- The Washington Times - Friday, June 7, 2002

Not long after Paul Vance took over as superintendent of D.C. Public Schools in the summer of 2000, he promised a dozen or so parents over a plate of fried fish that he would improve the quality of teaching and learning in high schools. Many in the room were skeptical, and my husband and I still are. But, at least, he's finally got a blueprint in hand. Last week, his blue ribbon-panel submitted its comprehensive plan for transforming high schools. It reads like most other comprehensive school plans I've read the past 20 years which, in and of itself, speaks volumes about how long and, surely, precisely why D.C. schools are troubled.

One of the issues in the report that struck me was its discourse on one of DCPS' longstanding problems; "a chronic mismatch," the report said, "exists between what is taught and what is tested." That mismatch is called a curriculum, and parents and students have long complained that none exists. Finally, it is on record. "Of critical importance are a high-quality curriculum and learning materials, along with adequate supplies and equipment, including computers, calculators and other technology."

Couldn't have said that better myself. In fact, I have said as much over and over and over.

My daughter, for example, was not allowed to take her high school history book home. Instead, she would be given Xerox copies and worksheets. Much of the time in Andrea's history class was spent on what she called cheerleading and I called … let's see … this is a family newspaper, so I'll call it self-esteem dung. Each morning, Andrea's history teacher would prance around the class and expect teens to recite feel-good mantra. Meanwhile, my child and the other students weren't learning squat about world history. The teacher couldn't give me a curriculum or a syllabus. But she gave Andrea a deficiency notice. I hit the schoolhouse roof. How, I asked her teacher, counselor and principal, could this child be graded deficient in history when she has no textbook, and technically no history teacher?

Happens in classrooms across the city.

Anyway, this new plan addresses some of those problems. But it doesn't let Mr. Vance or other D.C. officials off the hook.
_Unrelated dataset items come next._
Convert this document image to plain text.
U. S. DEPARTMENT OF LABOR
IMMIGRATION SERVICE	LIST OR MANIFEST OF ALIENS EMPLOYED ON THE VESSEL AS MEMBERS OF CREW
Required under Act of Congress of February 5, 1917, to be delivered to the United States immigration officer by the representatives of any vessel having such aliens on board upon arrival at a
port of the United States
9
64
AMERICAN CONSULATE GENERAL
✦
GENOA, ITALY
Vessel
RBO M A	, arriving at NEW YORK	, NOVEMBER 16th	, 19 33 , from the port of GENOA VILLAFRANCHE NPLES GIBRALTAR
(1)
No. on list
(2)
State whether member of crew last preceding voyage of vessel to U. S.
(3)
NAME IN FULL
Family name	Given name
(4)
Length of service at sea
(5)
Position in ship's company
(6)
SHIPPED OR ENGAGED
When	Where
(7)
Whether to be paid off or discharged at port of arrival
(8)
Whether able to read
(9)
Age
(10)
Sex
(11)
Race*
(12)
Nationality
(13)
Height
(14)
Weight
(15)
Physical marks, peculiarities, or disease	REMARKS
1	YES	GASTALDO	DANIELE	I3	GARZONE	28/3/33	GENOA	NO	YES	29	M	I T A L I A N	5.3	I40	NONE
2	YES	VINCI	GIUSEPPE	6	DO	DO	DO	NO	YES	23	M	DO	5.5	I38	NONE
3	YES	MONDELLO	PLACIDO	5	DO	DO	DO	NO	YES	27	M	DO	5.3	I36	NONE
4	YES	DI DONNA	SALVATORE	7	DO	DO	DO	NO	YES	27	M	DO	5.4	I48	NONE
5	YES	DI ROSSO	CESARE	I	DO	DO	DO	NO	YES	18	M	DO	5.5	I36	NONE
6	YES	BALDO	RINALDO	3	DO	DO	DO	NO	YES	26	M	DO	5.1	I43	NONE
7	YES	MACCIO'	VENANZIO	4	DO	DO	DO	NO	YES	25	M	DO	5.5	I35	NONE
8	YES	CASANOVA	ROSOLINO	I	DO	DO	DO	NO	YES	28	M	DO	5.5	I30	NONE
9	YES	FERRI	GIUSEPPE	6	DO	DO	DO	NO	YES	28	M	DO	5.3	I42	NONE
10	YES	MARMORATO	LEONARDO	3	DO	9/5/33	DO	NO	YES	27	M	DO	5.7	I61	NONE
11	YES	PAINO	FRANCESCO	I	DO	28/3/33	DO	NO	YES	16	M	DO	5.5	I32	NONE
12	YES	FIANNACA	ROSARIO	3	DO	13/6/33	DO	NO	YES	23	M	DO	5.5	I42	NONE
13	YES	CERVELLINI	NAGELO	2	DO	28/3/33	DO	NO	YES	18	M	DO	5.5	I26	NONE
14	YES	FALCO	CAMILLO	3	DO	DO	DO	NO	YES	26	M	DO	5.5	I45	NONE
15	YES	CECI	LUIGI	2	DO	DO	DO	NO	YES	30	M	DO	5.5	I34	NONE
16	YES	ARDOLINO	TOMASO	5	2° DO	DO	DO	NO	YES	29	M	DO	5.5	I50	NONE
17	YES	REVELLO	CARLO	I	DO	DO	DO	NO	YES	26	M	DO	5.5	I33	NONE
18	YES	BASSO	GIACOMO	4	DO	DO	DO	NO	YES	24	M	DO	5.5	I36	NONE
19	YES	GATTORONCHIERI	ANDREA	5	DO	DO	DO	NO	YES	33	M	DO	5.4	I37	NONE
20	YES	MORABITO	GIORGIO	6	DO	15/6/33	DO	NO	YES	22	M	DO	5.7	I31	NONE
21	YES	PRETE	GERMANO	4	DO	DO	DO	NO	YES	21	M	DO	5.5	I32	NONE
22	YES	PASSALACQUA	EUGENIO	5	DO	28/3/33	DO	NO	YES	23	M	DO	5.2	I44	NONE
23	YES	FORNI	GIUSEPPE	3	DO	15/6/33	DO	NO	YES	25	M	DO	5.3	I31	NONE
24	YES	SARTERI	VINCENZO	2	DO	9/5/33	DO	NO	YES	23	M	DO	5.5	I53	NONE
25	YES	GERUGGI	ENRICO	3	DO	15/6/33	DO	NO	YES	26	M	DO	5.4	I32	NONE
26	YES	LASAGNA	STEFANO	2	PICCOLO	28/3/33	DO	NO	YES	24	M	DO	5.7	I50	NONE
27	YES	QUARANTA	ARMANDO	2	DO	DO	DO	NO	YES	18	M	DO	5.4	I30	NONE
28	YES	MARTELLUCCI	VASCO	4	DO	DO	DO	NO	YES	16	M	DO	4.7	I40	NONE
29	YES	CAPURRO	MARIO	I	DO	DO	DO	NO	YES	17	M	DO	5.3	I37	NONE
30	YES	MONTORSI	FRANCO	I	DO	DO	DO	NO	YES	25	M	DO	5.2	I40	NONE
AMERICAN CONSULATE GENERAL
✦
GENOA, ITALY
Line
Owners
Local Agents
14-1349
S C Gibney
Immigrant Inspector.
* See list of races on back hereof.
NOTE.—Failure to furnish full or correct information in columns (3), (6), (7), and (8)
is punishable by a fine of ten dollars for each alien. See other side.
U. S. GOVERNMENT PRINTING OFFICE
While the plan seems quite reasonable, and even has a short-term, long-term timeline, the proof, as the saying goes, will be in the pudding and that just might be the undoing of Mr. Vance. If he actually pulls this off, it'll be a miracle.

That is because the D.C. Board of Education has to have its say. See, the report has to be given a nod by the board's teaching and learning committee, and the executive committee before it can be voted on by, tada, the D.C. Board of Education. Also, this is an election year and several members of that board are aspiring to higher office, seeking re-election, or trying to get off the merry-go-round. Also, Mayor Tony Williams is up for re-election, and The Washington Post is already beating him over the head about education. Education Committee Chairman Kevin Chavous is thinking about running against him, folks like me are still rooting for former lawmaker Bill Lightfoot to get in the race and, well, you get the picture.

So did the co-chairs of the blue-ribbon panel, Stuart Butler, the Heritage Foundation's vice president for economic and domestic policy, and JoAnn Manning, executive director of the Mid-Atlantic Regional Educational Laboratory on Student Success. In their letter to Mr. Vance, they explicitly point out that their "reason for taking part in this effort was not merely to provide you with a report and then return to our other obligations … We know that delivering this report to you is only one step. The implementation is what matters."

Indeed, many are the reports stacked on shelves at work and at home from groups studying this aspect of D.C. schools, and this organization's transforming another aspect. Lord knows I've written about reforming and transforming D.C. schools.

So this is personal. I'm in it because my school board president stood tall way back when and said we have lousy high school teachers and then she utterly caved. I'm in it because my child deserved to be taught history, and I'm in it because, as a graduate of D.C. Public Schools, and damn proud of it, I have come to believe no, make that see with my own eyes that this one-size-fits-all system of public education sets up our children for failure.

I'm in for the long haul (or at least as long as The Washington Times keeps paying me), and I certainly hope that Mr. Butler, Wilma Bonner, John Childers and all the other folks who worked on that blue-ribbon panel are as well.

Most of all, I hope that Mr. Vance follows through. Not so he can add another few lines on his vitae. And certainly not for me although I will certainly remind him when he drops the ball.

I hope he's in it because the children deserve better and are owed much more.

To be sure, if Paul Vance pulls this one off then I owe him a mess of fried croackers.